The Elevated Economy: Why Investors And Companies Can’t Ignore ESG

By Richard Steel

Over time, public companies will be forced to take stances on environmental, social and governance issues, pressured by shareholders, public opinion, clients and customers. I believe the same will be true with pension funds and endowments. Just look at the activism around the Harvard endowment and the world’s largest sovereign wealth fund, which manages Norway’s assets and is dropping $13 billion of fossil fuel investments.

Not only companies but also consumers are embracing — even demanding — an elevated economy. Market demand is reshaping behavior at the corporate level, and once that change starts to happen, it is unlikely those changes will ever be reversed. The change is happening fast and responses are strong because ESG and purpose are inherently linked to issues of great importance.
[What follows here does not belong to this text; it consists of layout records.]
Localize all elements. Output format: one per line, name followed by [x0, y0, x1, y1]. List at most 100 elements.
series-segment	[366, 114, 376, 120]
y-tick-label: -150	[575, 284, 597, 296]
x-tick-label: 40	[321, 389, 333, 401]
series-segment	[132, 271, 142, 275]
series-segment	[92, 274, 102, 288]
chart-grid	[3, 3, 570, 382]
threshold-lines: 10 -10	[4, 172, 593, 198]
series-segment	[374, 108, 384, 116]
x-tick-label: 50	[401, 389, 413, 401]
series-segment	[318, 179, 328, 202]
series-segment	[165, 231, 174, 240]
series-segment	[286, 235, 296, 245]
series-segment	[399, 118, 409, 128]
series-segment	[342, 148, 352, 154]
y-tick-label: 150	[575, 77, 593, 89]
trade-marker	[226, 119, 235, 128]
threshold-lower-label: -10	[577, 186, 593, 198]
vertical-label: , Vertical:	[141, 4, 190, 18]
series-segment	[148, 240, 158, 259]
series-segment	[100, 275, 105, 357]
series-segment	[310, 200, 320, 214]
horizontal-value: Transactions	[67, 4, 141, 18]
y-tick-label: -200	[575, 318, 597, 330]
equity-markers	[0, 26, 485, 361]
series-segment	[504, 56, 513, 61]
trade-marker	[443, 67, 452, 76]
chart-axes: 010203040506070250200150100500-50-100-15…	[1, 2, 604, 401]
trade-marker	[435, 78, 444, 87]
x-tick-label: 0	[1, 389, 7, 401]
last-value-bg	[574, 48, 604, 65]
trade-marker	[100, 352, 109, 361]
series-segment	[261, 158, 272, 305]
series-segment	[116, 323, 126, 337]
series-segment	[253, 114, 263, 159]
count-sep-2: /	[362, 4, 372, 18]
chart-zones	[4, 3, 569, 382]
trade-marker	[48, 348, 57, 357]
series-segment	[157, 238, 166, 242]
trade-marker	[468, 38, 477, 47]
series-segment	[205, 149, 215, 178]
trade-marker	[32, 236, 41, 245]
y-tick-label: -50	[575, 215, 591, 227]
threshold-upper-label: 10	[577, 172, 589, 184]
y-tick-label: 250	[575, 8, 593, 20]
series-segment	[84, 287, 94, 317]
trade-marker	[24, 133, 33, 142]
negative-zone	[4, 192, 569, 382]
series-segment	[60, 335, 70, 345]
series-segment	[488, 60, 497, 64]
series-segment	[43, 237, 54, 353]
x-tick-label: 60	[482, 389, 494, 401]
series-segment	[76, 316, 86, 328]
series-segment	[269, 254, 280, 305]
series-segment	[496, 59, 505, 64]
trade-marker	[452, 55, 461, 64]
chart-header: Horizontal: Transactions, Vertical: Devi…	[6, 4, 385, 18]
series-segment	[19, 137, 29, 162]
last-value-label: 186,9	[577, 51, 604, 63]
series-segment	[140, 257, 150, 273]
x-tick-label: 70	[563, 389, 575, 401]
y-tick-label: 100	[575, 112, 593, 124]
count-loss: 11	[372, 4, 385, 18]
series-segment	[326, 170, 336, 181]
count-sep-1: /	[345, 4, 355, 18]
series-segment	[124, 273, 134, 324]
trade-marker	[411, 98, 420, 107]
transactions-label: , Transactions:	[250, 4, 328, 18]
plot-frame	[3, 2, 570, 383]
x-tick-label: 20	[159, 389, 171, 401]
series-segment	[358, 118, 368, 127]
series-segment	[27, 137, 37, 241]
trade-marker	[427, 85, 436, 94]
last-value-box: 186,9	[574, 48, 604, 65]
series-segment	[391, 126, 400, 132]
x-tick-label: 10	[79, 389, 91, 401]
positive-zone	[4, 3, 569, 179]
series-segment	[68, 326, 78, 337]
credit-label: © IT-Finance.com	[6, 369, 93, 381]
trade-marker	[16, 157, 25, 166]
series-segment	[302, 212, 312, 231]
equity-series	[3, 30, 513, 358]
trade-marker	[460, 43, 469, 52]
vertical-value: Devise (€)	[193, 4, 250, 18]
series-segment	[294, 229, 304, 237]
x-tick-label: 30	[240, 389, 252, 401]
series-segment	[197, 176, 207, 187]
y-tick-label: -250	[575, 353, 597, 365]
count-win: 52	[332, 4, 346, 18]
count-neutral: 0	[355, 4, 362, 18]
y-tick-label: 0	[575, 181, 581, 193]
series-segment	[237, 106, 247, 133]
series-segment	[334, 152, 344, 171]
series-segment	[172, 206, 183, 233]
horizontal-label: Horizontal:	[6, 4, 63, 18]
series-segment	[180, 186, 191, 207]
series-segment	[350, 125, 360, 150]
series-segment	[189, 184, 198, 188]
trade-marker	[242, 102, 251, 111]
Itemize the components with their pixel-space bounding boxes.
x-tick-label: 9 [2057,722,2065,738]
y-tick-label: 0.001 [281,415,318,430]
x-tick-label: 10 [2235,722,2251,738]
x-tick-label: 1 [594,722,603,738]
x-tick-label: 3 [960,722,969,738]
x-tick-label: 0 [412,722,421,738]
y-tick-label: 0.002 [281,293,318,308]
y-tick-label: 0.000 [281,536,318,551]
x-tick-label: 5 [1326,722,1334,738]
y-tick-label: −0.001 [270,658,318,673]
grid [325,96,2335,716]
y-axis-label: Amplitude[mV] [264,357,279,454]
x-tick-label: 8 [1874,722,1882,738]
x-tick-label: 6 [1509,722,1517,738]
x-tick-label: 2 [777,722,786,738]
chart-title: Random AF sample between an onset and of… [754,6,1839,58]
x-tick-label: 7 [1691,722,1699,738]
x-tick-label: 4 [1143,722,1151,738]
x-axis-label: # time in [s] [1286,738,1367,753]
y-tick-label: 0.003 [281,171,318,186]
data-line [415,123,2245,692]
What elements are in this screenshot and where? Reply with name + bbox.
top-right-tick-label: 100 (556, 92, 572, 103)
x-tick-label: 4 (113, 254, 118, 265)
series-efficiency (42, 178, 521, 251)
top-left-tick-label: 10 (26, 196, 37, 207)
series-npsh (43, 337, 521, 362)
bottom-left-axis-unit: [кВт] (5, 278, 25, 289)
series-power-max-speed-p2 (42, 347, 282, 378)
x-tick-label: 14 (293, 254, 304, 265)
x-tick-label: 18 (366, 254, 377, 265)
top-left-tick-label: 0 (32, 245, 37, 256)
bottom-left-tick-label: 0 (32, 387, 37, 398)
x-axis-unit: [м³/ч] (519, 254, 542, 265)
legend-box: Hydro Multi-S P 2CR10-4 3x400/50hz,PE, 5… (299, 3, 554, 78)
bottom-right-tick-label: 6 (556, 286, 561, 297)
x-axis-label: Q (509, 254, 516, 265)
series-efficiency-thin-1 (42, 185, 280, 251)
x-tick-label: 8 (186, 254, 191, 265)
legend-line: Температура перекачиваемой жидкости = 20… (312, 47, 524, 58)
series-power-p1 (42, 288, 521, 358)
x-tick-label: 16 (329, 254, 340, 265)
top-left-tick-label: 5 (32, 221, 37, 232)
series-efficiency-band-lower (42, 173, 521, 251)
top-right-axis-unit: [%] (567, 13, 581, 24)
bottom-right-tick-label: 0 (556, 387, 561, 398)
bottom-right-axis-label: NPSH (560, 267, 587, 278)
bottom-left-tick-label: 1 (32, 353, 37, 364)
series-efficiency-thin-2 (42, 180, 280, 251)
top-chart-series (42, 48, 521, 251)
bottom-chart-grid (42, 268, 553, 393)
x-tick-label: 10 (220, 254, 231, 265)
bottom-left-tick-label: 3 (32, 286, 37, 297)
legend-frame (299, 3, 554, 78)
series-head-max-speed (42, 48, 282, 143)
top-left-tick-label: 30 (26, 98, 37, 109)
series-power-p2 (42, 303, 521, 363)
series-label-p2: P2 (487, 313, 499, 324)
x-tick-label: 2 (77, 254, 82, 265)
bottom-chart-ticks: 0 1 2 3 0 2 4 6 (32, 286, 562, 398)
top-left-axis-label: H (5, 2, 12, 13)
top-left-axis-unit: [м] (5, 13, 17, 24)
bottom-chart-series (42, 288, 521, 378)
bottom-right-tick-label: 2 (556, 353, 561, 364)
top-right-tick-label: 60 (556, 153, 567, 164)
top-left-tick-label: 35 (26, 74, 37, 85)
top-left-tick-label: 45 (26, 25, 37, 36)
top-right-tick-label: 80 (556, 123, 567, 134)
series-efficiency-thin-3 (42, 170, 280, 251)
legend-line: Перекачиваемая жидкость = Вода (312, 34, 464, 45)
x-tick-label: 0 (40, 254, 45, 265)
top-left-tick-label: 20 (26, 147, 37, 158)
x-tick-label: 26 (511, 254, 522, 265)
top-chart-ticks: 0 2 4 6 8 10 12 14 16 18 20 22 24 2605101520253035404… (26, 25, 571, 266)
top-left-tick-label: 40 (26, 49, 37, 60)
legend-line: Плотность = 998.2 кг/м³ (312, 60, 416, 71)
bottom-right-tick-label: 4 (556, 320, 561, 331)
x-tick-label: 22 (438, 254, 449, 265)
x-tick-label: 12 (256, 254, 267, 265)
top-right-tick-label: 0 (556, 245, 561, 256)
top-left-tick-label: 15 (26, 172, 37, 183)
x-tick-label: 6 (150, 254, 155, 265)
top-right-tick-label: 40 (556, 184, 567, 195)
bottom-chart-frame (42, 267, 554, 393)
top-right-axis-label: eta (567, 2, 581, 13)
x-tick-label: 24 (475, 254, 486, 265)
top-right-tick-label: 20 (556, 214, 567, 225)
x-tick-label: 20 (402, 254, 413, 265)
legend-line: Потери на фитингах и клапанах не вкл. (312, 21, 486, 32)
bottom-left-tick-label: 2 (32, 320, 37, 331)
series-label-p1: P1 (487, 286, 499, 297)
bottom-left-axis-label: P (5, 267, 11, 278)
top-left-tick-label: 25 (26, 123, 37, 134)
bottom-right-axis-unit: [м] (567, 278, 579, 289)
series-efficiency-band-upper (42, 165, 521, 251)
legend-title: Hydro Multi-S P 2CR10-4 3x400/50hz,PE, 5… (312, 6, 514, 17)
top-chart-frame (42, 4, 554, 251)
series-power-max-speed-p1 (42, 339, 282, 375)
Investing for purpose means people are beginning to make economic decisions through macro lenses, rather than micro considerations. The concerns of the new investors and consumers are shaping the demand for elevated companies.

From my perspective, making a pivot to becoming an ESG-minded company is a matter of life and death for every corporation that hopes to participate and succeed under this evolving paradigm. Look at the inflows to ESG funds over the past few years. This is where the smart money is going. After all, 80% of Generation Z and 85% of millennials, the generation on track to become the richest in American history, “feel strongly that companies should help improve the environment,” according to a report by Nielsen.